Solution in JavaScript​

/**
* @param {string} s
* @param {string[]} words
* @return {number[]}
*/
var findSubstring = function(s, words) {
const result = [];
if (!s || !words || words.length === 0) {
return result;
}

const wordLength = words[0].length;
const wordCount = words.length;
const totalLength = wordLength * wordCount;

const wordMap = {};
words.forEach(word => {
if (wordMap[word]) {
wordMap[word]++;
} else {
wordMap[word] = 1;
}
});

for (let i = 0; i <= s.length - totalLength; i++) {
const currentSubstring = s.substring(i, i + totalLength);
if (isValid(currentSubstring, wordMap, wordLength, wordCount)) {
result.push(i);
}
}

return result;
};

function isValid(substring, wordMap, wordLength, wordCount) {
const seen = {};
for (let j = 0; j < wordCount; j++) {
const word = substring.substr(j * wordLength, wordLength);
if (!wordMap[word]) {
return false;
}
if (!seen[word]) {
seen[word] = 1;
} else {
seen[word]++;
}
if (seen[word] > wordMap[word]) {
return false;
}
}
return true;
}

// Example usage:
const s = "barfoothefoobarman";
const words = ["foo", "bar"];
console.log(findSubstring(s, words)); // Output: [0, 9]

Step by Step Algorithm​

  1. Initialize an empty list result to store the starting indices of all the concatenated substrings.
  2. Check for base cases: if s or words is empty, return the empty list result.
  3. Calculate the length of each word in the words array and the total length of the concatenated substring.
  4. Create a hashmap word_map to store the count of each word in words.
  5. Iterate over each possible starting index in the string s using a sliding window of size equal to the total length of the concatenated substring.
  6. For each substring, check if it can be formed by concatenating all the words in words.
  7. To check the validity of each window, use another hashmap seen to count occurrences of words in the current window and compare it to the word_map.
  8. If the current window is valid, add its starting index to the result list.
  9. Return the result list.

Conclusion​

This problem can be efficiently solved using a sliding window approach.

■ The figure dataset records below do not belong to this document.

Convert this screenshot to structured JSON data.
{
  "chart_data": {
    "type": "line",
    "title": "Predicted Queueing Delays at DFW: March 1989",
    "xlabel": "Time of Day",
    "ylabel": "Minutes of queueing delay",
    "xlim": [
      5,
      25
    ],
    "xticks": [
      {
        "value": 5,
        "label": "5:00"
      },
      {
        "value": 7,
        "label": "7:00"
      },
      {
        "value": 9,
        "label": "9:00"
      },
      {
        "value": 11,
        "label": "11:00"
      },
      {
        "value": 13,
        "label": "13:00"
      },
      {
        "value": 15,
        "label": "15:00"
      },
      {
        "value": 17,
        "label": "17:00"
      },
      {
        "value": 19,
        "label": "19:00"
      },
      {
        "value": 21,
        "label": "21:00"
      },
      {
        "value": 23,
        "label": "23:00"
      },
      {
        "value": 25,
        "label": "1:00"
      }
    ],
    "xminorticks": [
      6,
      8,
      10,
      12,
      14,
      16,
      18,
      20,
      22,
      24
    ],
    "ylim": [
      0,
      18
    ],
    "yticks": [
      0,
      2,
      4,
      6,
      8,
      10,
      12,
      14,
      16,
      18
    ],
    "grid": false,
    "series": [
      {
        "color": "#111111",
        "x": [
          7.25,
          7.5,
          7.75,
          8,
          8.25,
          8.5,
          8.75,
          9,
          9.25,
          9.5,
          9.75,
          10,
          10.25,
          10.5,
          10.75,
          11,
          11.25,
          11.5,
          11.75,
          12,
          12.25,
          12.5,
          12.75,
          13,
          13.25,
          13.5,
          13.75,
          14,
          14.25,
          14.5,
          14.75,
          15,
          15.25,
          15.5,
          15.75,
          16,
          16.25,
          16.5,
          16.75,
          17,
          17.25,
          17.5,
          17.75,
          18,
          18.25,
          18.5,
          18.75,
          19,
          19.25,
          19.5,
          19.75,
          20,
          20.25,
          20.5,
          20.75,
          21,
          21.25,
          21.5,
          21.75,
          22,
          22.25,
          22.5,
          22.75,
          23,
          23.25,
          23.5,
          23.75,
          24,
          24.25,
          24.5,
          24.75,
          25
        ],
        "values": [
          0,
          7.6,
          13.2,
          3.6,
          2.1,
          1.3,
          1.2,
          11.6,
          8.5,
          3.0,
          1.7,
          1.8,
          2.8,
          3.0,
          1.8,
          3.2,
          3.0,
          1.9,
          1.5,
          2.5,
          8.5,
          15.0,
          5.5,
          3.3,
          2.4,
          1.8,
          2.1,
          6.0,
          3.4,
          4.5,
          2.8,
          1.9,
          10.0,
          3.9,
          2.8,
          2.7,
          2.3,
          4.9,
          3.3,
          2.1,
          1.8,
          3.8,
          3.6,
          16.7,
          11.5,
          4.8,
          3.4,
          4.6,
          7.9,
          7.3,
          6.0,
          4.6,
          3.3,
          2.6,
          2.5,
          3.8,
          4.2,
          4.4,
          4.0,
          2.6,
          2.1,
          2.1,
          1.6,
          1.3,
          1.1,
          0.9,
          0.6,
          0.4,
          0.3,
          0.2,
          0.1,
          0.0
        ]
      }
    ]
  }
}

By using a hashmap to store the count of words and iterating over each possible starting index in the string s, we can find all the concatenated substrings in s that are formed by concatenating all the strings of any permutation of words. The time complexity of this solution is O(NML), where N is the length of the string s, M is the number of words, and L is the length of each word.